At first glance, those credentials would seem to be enough, assuming the Phillies can stay in the wild-card race into the final few days. But hold on. Consider …

The case for Albert Pujols

• The I'm-in-he's-out factor: If the season ended right now, Pujols' team would be allowed to keep playing in October. Howard's team wouldn't. History tells us that matters more than ever in the wild-card era. Of the last 16 MVPs, 12 came from teams that made the playoffs. • The oblique factor: Is there any rational human who thinks the Cardinals would be in first place right now without Albert Pujols? They were 34-24 (a .630 winning percentage) -- the best record in the National League -- the day Pujols strained his right oblique muscle in June. They haven't been the same since (43-43). And while nobody says much about it, Pujols hasn't been anywhere near as healthy himself. Not that that has stopped him from hitting .333, with 20 homers (more than Jones or Jim Thome) and 55 RBI (more than Chase Utley or Paul Konerko) since he came back.
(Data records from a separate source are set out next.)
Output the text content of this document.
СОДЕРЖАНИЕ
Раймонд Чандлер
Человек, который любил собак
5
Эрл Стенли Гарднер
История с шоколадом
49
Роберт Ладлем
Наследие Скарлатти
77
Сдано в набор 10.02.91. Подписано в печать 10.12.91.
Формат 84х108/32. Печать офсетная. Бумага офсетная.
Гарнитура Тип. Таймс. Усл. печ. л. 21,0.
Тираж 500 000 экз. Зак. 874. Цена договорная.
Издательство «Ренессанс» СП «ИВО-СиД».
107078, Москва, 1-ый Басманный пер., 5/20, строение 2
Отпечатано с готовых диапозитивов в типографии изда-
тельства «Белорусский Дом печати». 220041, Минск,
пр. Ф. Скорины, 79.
• The productivity factor: Pujols won an MVP award last year, but unless you've been watching "Dancing with the Stars" reruns all summer, you know he has been even more valuable to the Cardinals this year. Last season, Pujols was responsible for 16.5 percent of all the Cardinals' runs produced (in a season when they were third in the league in runs scored). This year, if you subtract his DL time, he has accounted for 17.2 percent of their runs produced (in a season in which they're just seventh in the league in runs scored).

• The RISP factor: Which player has gotten the bigger hits, Pujols or Howard? It isn't as clear-cut as Howard's RBI totals might make you think. Average with runners in scoring position: Pujols .389, Howard .248. Two outs, men in scoring position: Pujols .421, Howard .230. Two outs, runners anywhere on base: Pujols .359, Howard .227.